Mengenal Lebih Dekat Abdul Aziz Calon Penerima Penghargaan Pelestari Fungsi Lingkungan Hidup

5.645 views

Reporter : Amelia Putri
Editor : Anis Natasya

Probolinggo, Kabarpas.com – Abdul Aziz, penggiat lingkungan asal Desa Randutatah Kecamatan Paiton Kabupaten Probolinggo saat ini menjadi salah satu calon penerima penghargaan Pelestari Fungsi Lingkungan Hidup tahun 2018 kategori Perintis Lingkungan.

Munculnya nama Abdul Aziz ini merupakan usulan dari Kabupaten Probolinggo yang mengikuti seleksi administrasi. Selanjutnya dinyatakan lolos seleksi administrasi dan mengikuti verifikasi lapangan (verfal).

Kepala DLH Kabupaten Probolinggo Rachmad Waluyo mengatakan Abdul Aziz adalah warga Dusun Patukangan Desa Randutatah yang merasa prihatin terhadap kondisi lingkungan di sekitarnya. Pria kelahiran 10 Nopember 1965 ini berupaya untuk melakukan pengurangan abrasi dengan melakukan penanaman vegetasi mangrove yang dirintisnya sejak tahun 2006.

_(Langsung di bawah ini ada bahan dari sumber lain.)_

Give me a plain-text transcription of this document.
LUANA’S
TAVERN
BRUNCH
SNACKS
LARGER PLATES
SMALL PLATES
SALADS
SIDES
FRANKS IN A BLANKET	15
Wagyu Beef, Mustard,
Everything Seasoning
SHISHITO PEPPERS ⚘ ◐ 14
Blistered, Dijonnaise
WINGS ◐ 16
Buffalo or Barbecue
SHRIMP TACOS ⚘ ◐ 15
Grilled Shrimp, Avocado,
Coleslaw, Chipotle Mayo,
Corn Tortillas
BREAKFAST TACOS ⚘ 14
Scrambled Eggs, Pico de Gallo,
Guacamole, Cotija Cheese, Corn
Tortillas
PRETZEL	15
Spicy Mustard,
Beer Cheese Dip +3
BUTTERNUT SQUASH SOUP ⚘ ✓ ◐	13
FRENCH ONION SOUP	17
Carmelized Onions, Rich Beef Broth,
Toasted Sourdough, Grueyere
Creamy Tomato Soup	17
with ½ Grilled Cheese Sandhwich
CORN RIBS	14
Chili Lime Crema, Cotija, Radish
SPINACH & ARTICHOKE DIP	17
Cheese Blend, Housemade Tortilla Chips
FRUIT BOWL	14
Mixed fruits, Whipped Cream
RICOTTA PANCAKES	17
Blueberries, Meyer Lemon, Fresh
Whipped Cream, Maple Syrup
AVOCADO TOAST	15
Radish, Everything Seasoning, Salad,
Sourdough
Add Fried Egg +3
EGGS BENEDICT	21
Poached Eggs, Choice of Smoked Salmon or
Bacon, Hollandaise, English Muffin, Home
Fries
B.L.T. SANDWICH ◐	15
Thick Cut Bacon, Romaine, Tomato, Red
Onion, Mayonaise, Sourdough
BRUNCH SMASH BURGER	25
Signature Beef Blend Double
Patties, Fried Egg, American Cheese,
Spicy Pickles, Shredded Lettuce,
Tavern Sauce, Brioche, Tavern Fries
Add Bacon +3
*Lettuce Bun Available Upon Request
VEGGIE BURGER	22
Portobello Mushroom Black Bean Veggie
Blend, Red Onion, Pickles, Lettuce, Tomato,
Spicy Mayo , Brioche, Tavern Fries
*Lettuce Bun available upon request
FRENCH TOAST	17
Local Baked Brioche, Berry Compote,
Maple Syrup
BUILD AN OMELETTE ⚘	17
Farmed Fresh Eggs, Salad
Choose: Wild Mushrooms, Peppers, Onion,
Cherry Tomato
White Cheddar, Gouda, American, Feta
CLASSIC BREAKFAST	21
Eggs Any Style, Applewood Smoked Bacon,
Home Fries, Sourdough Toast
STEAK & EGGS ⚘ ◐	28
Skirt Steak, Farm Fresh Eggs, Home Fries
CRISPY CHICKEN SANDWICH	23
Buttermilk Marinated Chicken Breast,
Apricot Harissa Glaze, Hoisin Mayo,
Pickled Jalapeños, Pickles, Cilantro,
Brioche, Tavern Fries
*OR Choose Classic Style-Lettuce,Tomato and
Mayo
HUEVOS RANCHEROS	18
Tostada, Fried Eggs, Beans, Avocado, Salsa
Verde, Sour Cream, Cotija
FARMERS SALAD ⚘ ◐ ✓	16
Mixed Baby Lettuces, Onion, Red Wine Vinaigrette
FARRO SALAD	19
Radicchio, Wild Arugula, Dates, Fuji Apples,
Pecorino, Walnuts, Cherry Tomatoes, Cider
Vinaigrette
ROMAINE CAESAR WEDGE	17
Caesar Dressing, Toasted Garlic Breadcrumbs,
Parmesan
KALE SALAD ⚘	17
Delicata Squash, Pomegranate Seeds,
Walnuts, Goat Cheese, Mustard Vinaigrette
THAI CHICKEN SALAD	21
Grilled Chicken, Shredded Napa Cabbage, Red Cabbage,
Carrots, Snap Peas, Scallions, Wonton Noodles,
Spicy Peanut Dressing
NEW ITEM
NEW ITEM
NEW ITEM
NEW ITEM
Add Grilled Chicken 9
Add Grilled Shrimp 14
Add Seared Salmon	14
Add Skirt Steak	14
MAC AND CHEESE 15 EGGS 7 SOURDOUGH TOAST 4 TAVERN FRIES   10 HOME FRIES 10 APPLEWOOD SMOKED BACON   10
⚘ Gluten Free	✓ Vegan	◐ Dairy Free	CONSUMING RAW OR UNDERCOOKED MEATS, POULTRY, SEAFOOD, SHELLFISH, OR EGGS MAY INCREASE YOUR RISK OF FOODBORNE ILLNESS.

“Hal pertama yang dilakukan oleh Abdul Aziz untuk mengurangi abrasi adalah dengan mengumpulkan buah mangrove dari lokasi setempat untuk dijadikan bibit tanaman mangrove,” katanya kepada Kabarpas.com biro Probolinggo.

Abdul Aziz melakukan penanaman buah mangrove setiap hari dengan harapan masalah abrasi dapat teratasi. Jika masalah abrasi ini tidak segera ditanggulangi, maka bukan tidak mungkin dalam beberapa tahun ke depan daratan banyak yang akan berkurang.

“Apalagi tahun 2009 lalu, dua rumah dan satu tempat ibadah di Desa Randutatah roboh karena abrasi. Permasalahan abrasi inilah yang membulatkan tekadnya untuk terus konsisten melakukan penanaman mangrove secara mandiri,” jelasnya.

Pantai Randutatah yang dulunya gersang dan kotor saat ini menjadi hijau dan indah. Hal ini tidak bisa lepas dari upaya Abdul Azis dengan melakukan konservasi dengan pohon bakau telah merubah Pantai Duta menjadi pantai wisata. Gagasannya disambut oleh CSR PT. Jawa Power pada tahun 2013, sehingga terbentuklah Kelompok Mangrove Pantai Harapan yang dibina oleh tim Jawa Power.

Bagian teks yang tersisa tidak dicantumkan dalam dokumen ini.